MyBodyBuddy
MyBodyBuddy is an immersive app experience designed to critically engage users with the potential dangers associated with weight loss apps, while fostering important discussions about body image in the digital age. Through interactive scenarios, real-time feedback, and educational content, the app parodies common features of weight loss applications to highlight the risks and misconceptions they often propagate. Through dark humor, exaggerated UI interactions, and escalating behavior, the experience immerses users in the absurdity and cruelty of diet culture as amplified by digital tools.
Concept Designer, UI/UX Designer, Developer
AdobeXD, Adobe Illustrator, Adobe After Effects, React
March 2023 - May 2023
Idea
MyBodyBuddy is a speculative design project that parodies wellness and weight loss apps in order to explore how digital platforms manipulate users’ emotions, bodies, and behaviors. The project critiques the normalization of disordered eating, toxic positivity, and algorithmic pressure by mimicking — and then exaggerating — the interface patterns of real health-tracking tools.

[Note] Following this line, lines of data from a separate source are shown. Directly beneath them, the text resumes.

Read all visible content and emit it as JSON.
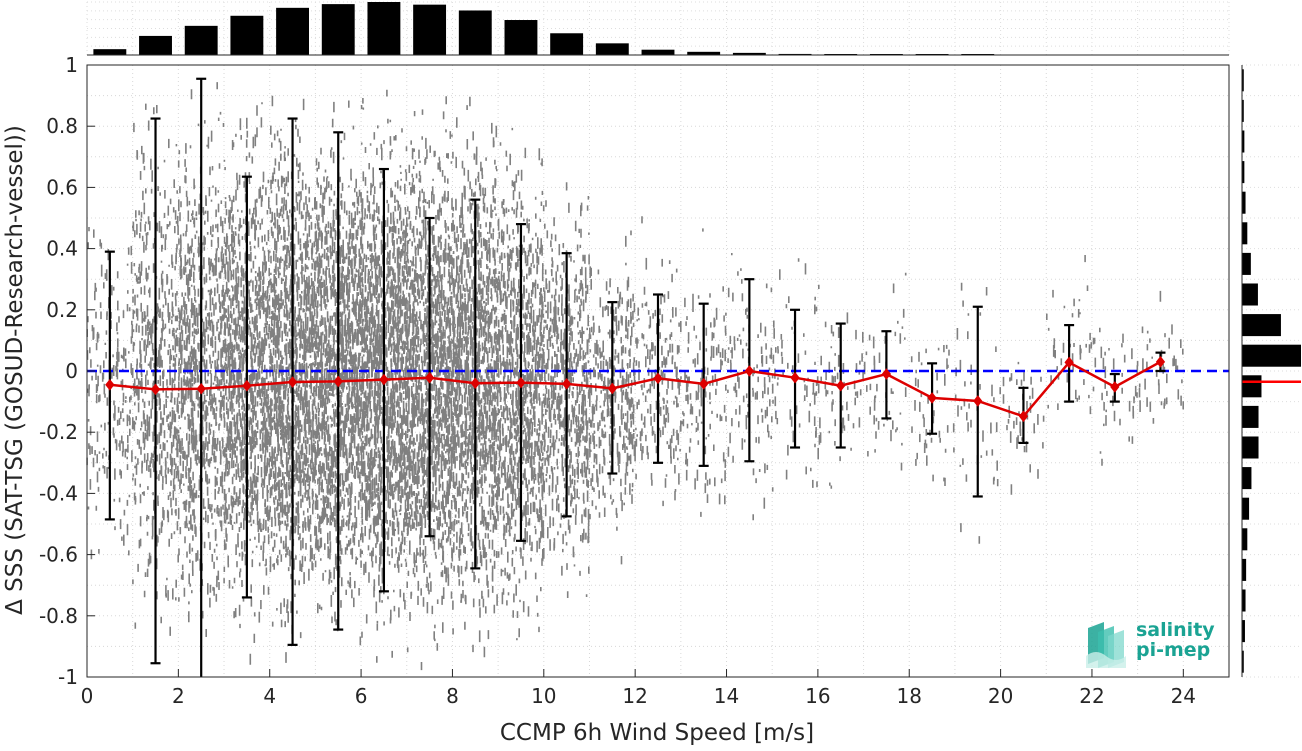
{
  "chart_data": {
    "type": "scatter",
    "xlabel": "CCMP 6h Wind Speed [m/s]",
    "ylabel": "Δ SSS (SAT-TSG (GOSUD-Research-vessel))",
    "xlim": [
      0,
      25
    ],
    "ylim": [
      -1,
      1
    ],
    "x_ticks": [
      "0",
      "2",
      "4",
      "6",
      "8",
      "10",
      "12",
      "14",
      "16",
      "18",
      "20",
      "22",
      "24"
    ],
    "y_ticks": [
      "-1",
      "-0.8",
      "-0.6",
      "-0.4",
      "-0.2",
      "0",
      "0.2",
      "0.4",
      "0.6",
      "0.8",
      "1"
    ],
    "grid": "on",
    "reference_line": {
      "y": 0,
      "color": "#0000ff",
      "style": "dashed"
    },
    "scatter_color": "#808080",
    "binned_mean": {
      "color": "#dd0000",
      "x": [
        0.5,
        1.5,
        2.5,
        3.5,
        4.5,
        5.5,
        6.5,
        7.5,
        8.5,
        9.5,
        10.5,
        11.5,
        12.5,
        13.5,
        14.5,
        15.5,
        16.5,
        17.5,
        18.5,
        19.5,
        20.5,
        21.5,
        22.5,
        23.5
      ],
      "y": [
        -0.045,
        -0.06,
        -0.058,
        -0.048,
        -0.036,
        -0.034,
        -0.028,
        -0.022,
        -0.04,
        -0.038,
        -0.042,
        -0.057,
        -0.024,
        -0.042,
        0.0,
        -0.022,
        -0.048,
        -0.01,
        -0.088,
        -0.098,
        -0.148,
        0.028,
        -0.052,
        0.03
      ],
      "err_low": [
        -0.485,
        -0.955,
        -1.0,
        -0.74,
        -0.895,
        -0.845,
        -0.72,
        -0.54,
        -0.645,
        -0.555,
        -0.475,
        -0.335,
        -0.3,
        -0.31,
        -0.295,
        -0.25,
        -0.25,
        -0.155,
        -0.205,
        -0.41,
        -0.235,
        -0.1,
        -0.1,
        0.0
      ],
      "err_high": [
        0.39,
        0.825,
        0.955,
        0.635,
        0.825,
        0.78,
        0.66,
        0.5,
        0.56,
        0.48,
        0.385,
        0.225,
        0.25,
        0.22,
        0.3,
        0.2,
        0.155,
        0.13,
        0.025,
        0.21,
        -0.055,
        0.15,
        -0.01,
        0.06
      ]
    },
    "top_histogram": {
      "bins_x": [
        0.5,
        1.5,
        2.5,
        3.5,
        4.5,
        5.5,
        6.5,
        7.5,
        8.5,
        9.5,
        10.5,
        11.5,
        12.5,
        13.5,
        14.5,
        15.5,
        16.5,
        17.5,
        18.5,
        19.5,
        20.5,
        21.5,
        22.5,
        23.5
      ],
      "relative_height": [
        0.11,
        0.36,
        0.55,
        0.74,
        0.89,
        0.96,
        1.0,
        0.95,
        0.84,
        0.66,
        0.41,
        0.22,
        0.1,
        0.06,
        0.04,
        0.02,
        0.015,
        0.005,
        0.003,
        0.002,
        0.0,
        0.0,
        0.0,
        0.0
      ]
    },
    "right_histogram": {
      "bins_y": [
        0.95,
        0.85,
        0.75,
        0.65,
        0.55,
        0.45,
        0.35,
        0.25,
        0.15,
        0.05,
        -0.05,
        -0.15,
        -0.25,
        -0.35,
        -0.45,
        -0.55,
        -0.65,
        -0.75,
        -0.85,
        -0.95
      ],
      "relative_height": [
        0.03,
        0.03,
        0.04,
        0.04,
        0.06,
        0.09,
        0.15,
        0.27,
        0.66,
        1.0,
        0.33,
        0.28,
        0.28,
        0.16,
        0.12,
        0.09,
        0.07,
        0.06,
        0.05,
        0.03
      ],
      "mean_line_y": -0.035,
      "bar_color": "#000000",
      "mean_color": "#ff0000"
    }
  },
  "logo": {
    "line1": "salinity",
    "line2": "pi-mep",
    "color": "#1aa393"
  }
}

Set within a fully simulated mobile environment, MyBodyBuddy immerses users in a familiar aesthetic world only to gradually reveal its underlying harm. Through this interaction, the piece aims to make users feel complicit in — and then critical of — the systems they often unconsciously trust. The app is not designed to be helpful; it’s designed to be unsettling. By placing users inside the logic of these systems, it reveals how interface design itself can reinforce cultural narratives around shame, beauty, and self-worth.
Execution
To bring this concept to life, I created an interactive mock smartphone environment with tappable apps, faux notifications, and an internal app store. Users can explore parody social apps (Thinstagram, Yumblr), designed to feel sleek, safe, and algorithmically “personalized.” These apps act as an entry point to the main experience — MyBodyBuddy — which grows more invasive and emotionally manipulative over time.
Visual Design mimics the flat, minimal UI of wellness apps, using soft color palettes and rounded edges that contrast with harsh, judgmental feedback.
Interaction Design plays with expectations: sliders and buttons feel familiar but give unsettling responses. For example, a weight loss goal slider rewards dangerously extreme numbers, reflecting real-life gamified fitness platforms.
Animation & Feedback reinforce emotional pressure. For instance, “Vicky the Stick Bug,” a cartoon avatar, gets squashed when users eat “too much,” turning calorie tracking into a punitive spectacle.
Content Systems escalate over time, simulating how real algorithms trap users in feedback loops of insecurity, body surveillance, and disordered content.
The app isn’t just a parody but a critique: the interface is the message. By wrapping cultural commentary in a polished, functional environment, MyBodyBuddy prompts users to reflect not only on what they see but also on how digital tools shape their perceptions and behaviors.